MM Levine is a co-inventor of live oral cholera vaccine strain CVD 103-HgR and co-holder of patents. Some future royalties on commercial sales will flow to the University of Maryland and will be available to him to dispense as he wishes (e.g., to support other research). WH Chen is a recipient of a grant from PaxVax that supported experimental cholera challenge studies. JB Kaper is a co-inventor of live oral cholera vaccine strain CVD 103-HgR and co-holder of patents. Some future royalties on commercial sales will flow to the University of Maryland and will be available to him to dispense as he wishes (e.g., to support other research). M Lock is employed by PaxVax as a biostatistician. L Danzig is employed by PaxVax as VP of Clinical Development & Medical Affairs. M Gurwith is employed by PaxVax as Chief Medical Officer.The authors have no other relevant affiliations or financial involvement with any organization or entity with a financial interest in or financial conflict with the subject matter or materials discussed in the manuscript apart from those disclosed.

Additional information

Funding

The clinical trials of the PaxVax CVD 103-HgR formulations were fully supported by PaxVax, Inc.
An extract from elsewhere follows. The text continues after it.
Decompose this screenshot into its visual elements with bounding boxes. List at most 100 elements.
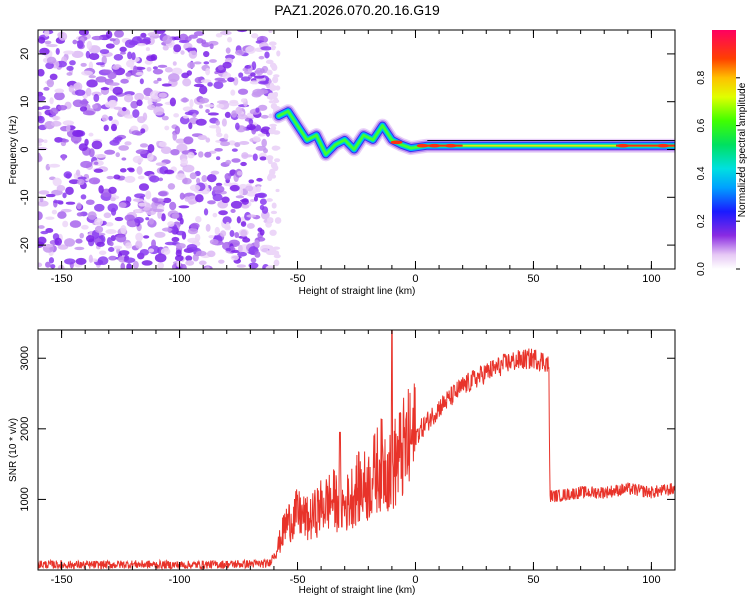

The genetic engineering and construction of attenuated V. cholerae O1 Classical Inaba vaccine strain was supported by NIH R01 grant AI19716 from the National Institute of Allergy and Infectious Diseases, NIH. The early experimental cholera challenge and re-challenge studies and early studies of vibriocidal antibody were supported by NIH research contracts N01 42553 and N01 45251 and a grant from the US Army Medical Research and Development Command (DAMA17-78-C-8011). Early clinical trials with the Swiss Serum and Vaccine Institute/Berna formulations of CVD 103-HgR were supported N01 AI 12666, N01 AI 45251, N01 62528, U01 35948 and AI 15096 from the National Institute of Allergy and Infectious Diseases, NIH and by a grant from the Consultative Group on Vaccine Development of the National Vaccine Program, USA.